Notwendige Maßnahmen:
- Krankenhäuser und Praxen müssen gezielt Programme zur Stressbewältigung und Resilienzstärkung anbieten
- Psychische Probleme dürfen nicht länger ein Tabuthema sein
- vertrauliche und für Mediziner leicht zugängliche Beratungsstellen müssen gefördert werden
- Arbeitszeitrecht muss konsequenter umgesetzt werden
- strukturelle Reformen sind notwendig, um Arbeitsbelastung zu senken und eine gesunde Work-Life-Balance zu ermöglichen
Suizidgefahr bei Ärzten – Fazit
Der neue Medscape-Report macht erneut deutlich, dass der Suizid unter Ärzten weiterhin ein ernstzunehmendes Problem darstellt.
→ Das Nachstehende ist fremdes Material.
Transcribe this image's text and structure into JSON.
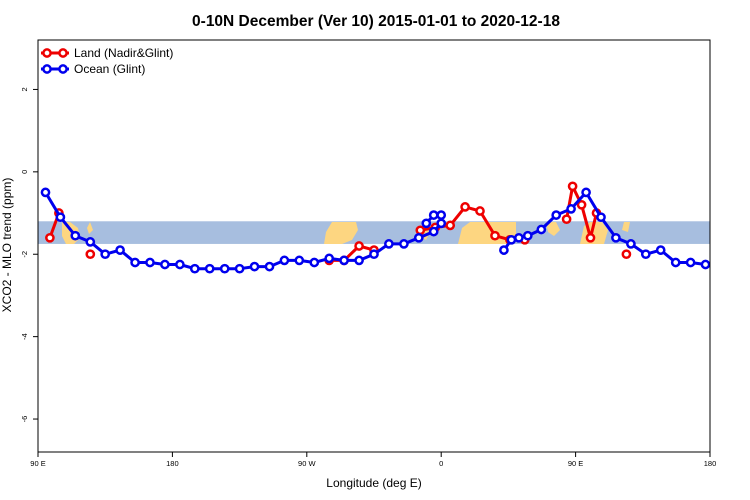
{
  "chart_data": {
    "type": "line",
    "title": "0-10N December (Ver 10)   2015-01-01 to 2020-12-18",
    "xlabel": "Longitude (deg E)",
    "ylabel": "XCO2 - MLO trend (ppm)",
    "xlim": [
      90,
      540
    ],
    "ylim": [
      -6.8,
      3.2
    ],
    "x_ticks": [
      {
        "value": 90,
        "label": "90 E"
      },
      {
        "value": 180,
        "label": "180"
      },
      {
        "value": 270,
        "label": "90 W"
      },
      {
        "value": 360,
        "label": "0"
      },
      {
        "value": 450,
        "label": "90 E"
      },
      {
        "value": 540,
        "label": "180"
      }
    ],
    "y_ticks": [
      {
        "value": -6,
        "label": "-6"
      },
      {
        "value": -4,
        "label": "-4"
      },
      {
        "value": -2,
        "label": "-2"
      },
      {
        "value": 0,
        "label": "0"
      },
      {
        "value": 2,
        "label": "2"
      }
    ],
    "grid": false,
    "legend": "top-left",
    "background_map": {
      "lat_band_y": [
        -1.75,
        -1.2
      ],
      "ocean_color": "#a7bedf",
      "land_color": "#fdd681"
    },
    "series": [
      {
        "name": "Land (Nadir&Glint)",
        "color": "#ee0000",
        "segments": [
          {
            "x": [
              98,
              104
            ],
            "y": [
              -1.6,
              -1.0
            ]
          },
          {
            "x": [
              125
            ],
            "y": [
              -2.0
            ]
          },
          {
            "x": [
              285,
              295,
              305,
              315
            ],
            "y": [
              -2.15,
              -2.15,
              -1.8,
              -1.9
            ]
          },
          {
            "x": [
              346,
              356,
              366,
              376,
              386,
              396,
              406,
              416
            ],
            "y": [
              -1.42,
              -1.35,
              -1.3,
              -0.85,
              -0.95,
              -1.55,
              -1.65,
              -1.65
            ]
          },
          {
            "x": [
              444,
              448,
              454,
              460,
              464
            ],
            "y": [
              -1.15,
              -0.35,
              -0.8,
              -1.6,
              -1.0
            ]
          },
          {
            "x": [
              484
            ],
            "y": [
              -2.0
            ]
          }
        ]
      },
      {
        "name": "Ocean (Glint)",
        "color": "#0000ee",
        "segments": [
          {
            "x": [
              95,
              105,
              115,
              125,
              135,
              145,
              155,
              165,
              175,
              185,
              195,
              205,
              215,
              225,
              235,
              245,
              255,
              265,
              275,
              285,
              295,
              305,
              315,
              325,
              335,
              345,
              355,
              360
            ],
            "y": [
              -0.5,
              -1.1,
              -1.55,
              -1.7,
              -2.0,
              -1.9,
              -2.2,
              -2.2,
              -2.25,
              -2.25,
              -2.35,
              -2.35,
              -2.35,
              -2.35,
              -2.3,
              -2.3,
              -2.15,
              -2.15,
              -2.2,
              -2.1,
              -2.15,
              -2.15,
              -2.0,
              -1.75,
              -1.75,
              -1.6,
              -1.45,
              -1.25
            ]
          },
          {
            "x": [
              350,
              355,
              360
            ],
            "y": [
              -1.25,
              -1.05,
              -1.05
            ]
          },
          {
            "x": [
              402,
              407,
              412,
              418,
              427,
              437,
              447,
              457,
              467,
              477,
              487,
              497,
              507,
              517,
              527,
              537
            ],
            "y": [
              -1.9,
              -1.65,
              -1.6,
              -1.55,
              -1.4,
              -1.05,
              -0.9,
              -0.5,
              -1.1,
              -1.6,
              -1.75,
              -2.0,
              -1.9,
              -2.2,
              -2.2,
              -2.25
            ]
          }
        ]
      }
    ]
  }
}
Die Lage in Deutschland ist nicht anders. Besonders gefährdet sind Anästhesisten und Medizinerinnen. Psychische Belastungen, hohe Arbeitsintensität und fehlende Unterstützungssysteme sind zentrale Faktoren.
Politik und Arbeitgeber sind besonders in der Pflicht. Es braucht mehr als bloße Lippenbekenntnisse – es mangelt an konkreten Präventionsmaßnahmen und Änderungen. Die medizinische Arbeitskultur muss gesamtgesellschaftlich neu gedacht werden, um das Gesundheitssystem in seiner derzeitigen Existenz nicht weiter zu belasten.